Son parcours est une source de motivation sans précédent pour les jeunes patineurs de vitesse des Éclairs de Saint-Félicien. D’ailleurs, le club a remarqué un intérêt supplémentaire pour le sport au cours des semaines précédentes et suivantes des Jeux olympiques. La présidente des Éclairs, Caroline Bourgeois, prévoit que cet intérêt se poursuivra lors des inscriptions au début de la prochaine saison à l’automne 2010.
Les membres des Éclairs de Saint-Félicien se démarquent de plus en plus lors des compétitions. L’exemple de Marianne St-Gelais est une source de motivation supplémentaire. Les athlètes ont atteint un niveau de performance qui prouve que les Éclairs figurent maintenant parmi les clubs d’élite en patinage de vitesse.
« La performance de Marianne St-Gelais en a fait rêver plusieurs. Ils voient que c’est impossible d’atteindre ce niveau de compétition avec beaucoup de travail et de discipline », mentionne Caroline Bourgeois.
D’ailleurs, les Éclairs de Saint-Félicien seront bien présents lors de la cérémonie qui permettra de rendre hommage à l’olympienne félicinoise au Centre récréatif de Saint-Félicien. Ce sera l’occasion de rappeler les débuts de Marianne St-Gelais, là où tout a commencé.

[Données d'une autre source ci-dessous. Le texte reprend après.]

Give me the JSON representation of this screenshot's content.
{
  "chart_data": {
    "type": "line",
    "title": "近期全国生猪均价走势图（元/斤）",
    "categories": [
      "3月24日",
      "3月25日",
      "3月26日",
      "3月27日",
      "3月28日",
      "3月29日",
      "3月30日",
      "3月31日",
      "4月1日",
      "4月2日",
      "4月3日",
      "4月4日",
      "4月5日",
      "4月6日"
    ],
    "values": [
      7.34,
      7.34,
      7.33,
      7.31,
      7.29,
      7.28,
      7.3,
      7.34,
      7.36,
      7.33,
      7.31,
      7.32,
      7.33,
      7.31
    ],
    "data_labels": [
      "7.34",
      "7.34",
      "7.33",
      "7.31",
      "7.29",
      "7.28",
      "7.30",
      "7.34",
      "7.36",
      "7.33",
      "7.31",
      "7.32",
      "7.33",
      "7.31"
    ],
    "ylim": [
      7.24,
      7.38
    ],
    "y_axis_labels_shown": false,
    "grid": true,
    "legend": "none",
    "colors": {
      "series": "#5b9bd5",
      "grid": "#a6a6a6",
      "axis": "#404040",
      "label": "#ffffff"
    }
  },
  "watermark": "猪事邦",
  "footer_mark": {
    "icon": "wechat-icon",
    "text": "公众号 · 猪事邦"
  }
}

Caroline Bourgeois connaît le sens du mot sacrifice. En effet, ses trois enfants pratiquent le patinage de vitesse. Sa fille, Catherine Mailloux, s’illustre régulièrement sur le circuit de compétitions en remportant plusieurs épreuves.
« Marianne St-Gelais est l’idole de Catherine, confie Mme Bourgeois. Elle rêve déjà de participer aux Jeux olympiques en 2018. Cela lui donne la poussée supplémentaire dont elle a besoin et lui permet de visualiser son rêve. »
« Personnellement, ça nous donne le goût de poursuivre notre engagement. Nos heures d’entraînement ne sont pas toujours évidentes. Nous avons accès à la glace le dimanche matin à 6 h 15. Il faut être très tôt à l’aréna. C’est un gros sacrifice autant pour les parents que pour les athlètes », explique Caroline Bourgeois.
L’avenir des Éclairs de Saint-Félicien est prometteur. Maintenant que Marianne St-Gelais a ouvert la voie, il ne reste qu’aux autres patineurs à suivre ses traces!(D.M.)